C. Native steel-iron.—This substance has all the characters of cast-steel; it occurs in a kind of small button ingots, with a finely striated surface, and a fracture exceedingly fine grained. It is hardly to be touched by the file, and will scarcely flatten under the hammer. M. Mossier found this native steel at the village of Bouiche, near Nery, department of the Allier, in a spot where there had existed a seam of burning coal. A mass of 16 pounds and 6 ounces of native steel was discovered in that place, besides a great many small globules.
2. Arsenical iron, Arsenikkies or Mispickel, is a tin-white mineral, which emits a garlic smell at the blowpipe, or even when sparks are struck from it by steel, accompanied with a small train of white smoke. It contains generally more or less sulphur and sometimes a little silver, associated with metallic arsenic and iron.

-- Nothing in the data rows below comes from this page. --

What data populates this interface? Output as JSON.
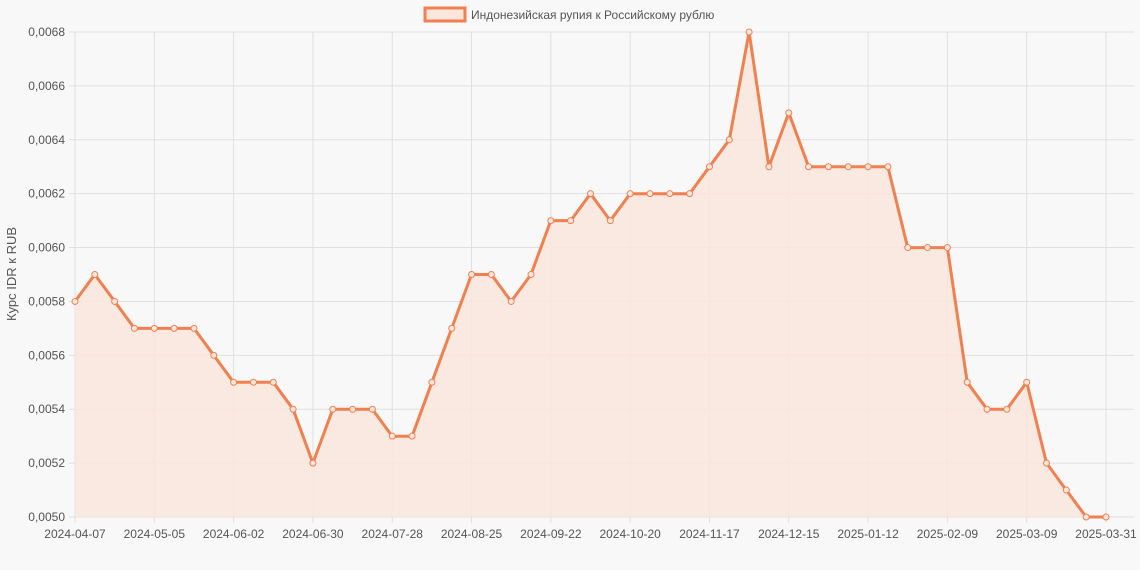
{
  "chart_data": {
    "type": "area",
    "legend": {
      "label": "Индонезийская рупия к Российскому рублю",
      "position": "top-center"
    },
    "ylabel": "Курс IDR к RUB",
    "xlabel": "",
    "grid": true,
    "colors": {
      "line": "#f0804f",
      "fill": "#fae6dd",
      "grid": "#e0e0e0",
      "background": "#f8f8f8"
    },
    "ylim": [
      0.005,
      0.0068
    ],
    "y_ticks": [
      "0,0050",
      "0,0052",
      "0,0054",
      "0,0056",
      "0,0058",
      "0,0060",
      "0,0062",
      "0,0064",
      "0,0066",
      "0,0068"
    ],
    "x_ticks": [
      "2024-04-07",
      "2024-05-05",
      "2024-06-02",
      "2024-06-30",
      "2024-07-28",
      "2024-08-25",
      "2024-09-22",
      "2024-10-20",
      "2024-11-17",
      "2024-12-15",
      "2025-01-12",
      "2025-02-09",
      "2025-03-09",
      "2025-03-31"
    ],
    "x_tick_points": [
      0,
      4,
      8,
      12,
      16,
      20,
      24,
      28,
      32,
      36,
      40,
      44,
      48,
      52
    ],
    "dates": [
      "2024-04-07",
      "2024-04-14",
      "2024-04-21",
      "2024-04-28",
      "2024-05-05",
      "2024-05-12",
      "2024-05-19",
      "2024-05-26",
      "2024-06-02",
      "2024-06-09",
      "2024-06-16",
      "2024-06-23",
      "2024-06-30",
      "2024-07-07",
      "2024-07-14",
      "2024-07-21",
      "2024-07-28",
      "2024-08-04",
      "2024-08-11",
      "2024-08-18",
      "2024-08-25",
      "2024-09-01",
      "2024-09-08",
      "2024-09-15",
      "2024-09-22",
      "2024-09-29",
      "2024-10-06",
      "2024-10-13",
      "2024-10-20",
      "2024-10-27",
      "2024-11-03",
      "2024-11-10",
      "2024-11-17",
      "2024-11-24",
      "2024-12-01",
      "2024-12-08",
      "2024-12-15",
      "2024-12-22",
      "2024-12-29",
      "2025-01-05",
      "2025-01-12",
      "2025-01-19",
      "2025-01-26",
      "2025-02-02",
      "2025-02-09",
      "2025-02-16",
      "2025-02-23",
      "2025-03-02",
      "2025-03-09",
      "2025-03-16",
      "2025-03-23",
      "2025-03-30",
      "2025-03-31"
    ],
    "values": [
      0.0058,
      0.0059,
      0.0058,
      0.0057,
      0.0057,
      0.0057,
      0.0057,
      0.0056,
      0.0055,
      0.0055,
      0.0055,
      0.0054,
      0.0052,
      0.0054,
      0.0054,
      0.0054,
      0.0053,
      0.0053,
      0.0055,
      0.0057,
      0.0059,
      0.0059,
      0.0058,
      0.0059,
      0.0061,
      0.0061,
      0.0062,
      0.0061,
      0.0062,
      0.0062,
      0.0062,
      0.0062,
      0.0063,
      0.0064,
      0.0068,
      0.0063,
      0.0065,
      0.0063,
      0.0063,
      0.0063,
      0.0063,
      0.0063,
      0.006,
      0.006,
      0.006,
      0.0055,
      0.0054,
      0.0054,
      0.0055,
      0.0052,
      0.0051,
      0.005,
      0.005
    ]
  }
}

3. Yellow sulphuret of iron, commonly called Marcasite, or Martial pyrites. The bronze or brass-yellow colour enables us to recognize this mineral. At the blowpipe it gives off its sulphur, and is converted into a globule attractable by the blowpipe. It is a bisulphuret of iron containing 32 of sulphur and 28 of metal.

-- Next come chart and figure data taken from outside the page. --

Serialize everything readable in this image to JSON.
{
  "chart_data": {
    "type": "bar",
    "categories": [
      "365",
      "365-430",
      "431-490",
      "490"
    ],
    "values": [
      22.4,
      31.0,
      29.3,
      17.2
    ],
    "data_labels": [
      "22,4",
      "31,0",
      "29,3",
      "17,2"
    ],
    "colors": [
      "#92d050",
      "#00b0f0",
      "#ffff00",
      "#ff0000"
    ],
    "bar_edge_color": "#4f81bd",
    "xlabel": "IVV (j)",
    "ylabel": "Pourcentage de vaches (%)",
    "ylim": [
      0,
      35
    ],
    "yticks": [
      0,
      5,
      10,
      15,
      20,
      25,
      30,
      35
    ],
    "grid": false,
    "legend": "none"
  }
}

Copper pyrites may be distinguished from it by its golden yellow colour, which is frequently iridescent, and by its inferior hardness; for it does not strike fire with steel, like the preceding persulphuret. There is no vein, stratum, or mass of metallic ore which does not contain some iron pyrites; and it is often the sole mineral that fills the veins in quartz. It sometimes contains gold, and at other times silver.
4. White sulphuret of iron.—This is distinguishable from the preceding species only by its colour and form of crystallization, and was hence till lately confounded with it by mineralogists. Its surface is often radiated.
5. Magnetic sulphuret of iron, the Magnetkies of the Germans.—This ore is attractable by the magnet like common iron. Its colour is reddish-yellow, passing into brown; its fracture is rough. It consists of 16 of sulphur and 28 of iron.
6. Black oxide of iron, magnet ore, or native loadstone.—One variety of this species has two poles in each specimen, which manifest a repulsive action against the corresponding poles of a magnetic needle. All the varieties furnish a black powder. Its external colour is a gray approaching to that of metallic iron, but somewhat duller; with occasional iridescence of surface. Neither nitric acid nor the blowpipe has any action upon it. Its specific gravity varies from 4·24 to 5·4; and its constituents are 71·86 peroxide, and 28·14 protoxide, according to Berzelius; or in 100 parts, 71·74 of metallic iron, and 28·26 of oxygen. Assuming the prime equivalent of iron to be 28, with the British chemists, then an ore consisting, like the above, of two prime proportions of peroxide, and one of protoxide, would be represented by the number 116 = 80 + 36; and would consist in 100 parts, of iron 72·4, oxygen 27·6.
Magnetic iron-ore belongs to primitive rock formations, and occurs abundantly in Sweden, Dalecarlia, Norway, Siberia, China, Siam, and the Philippine Isles; but it is rare in England and France. It is worked extensively in Sweden, and furnishes an excellent iron.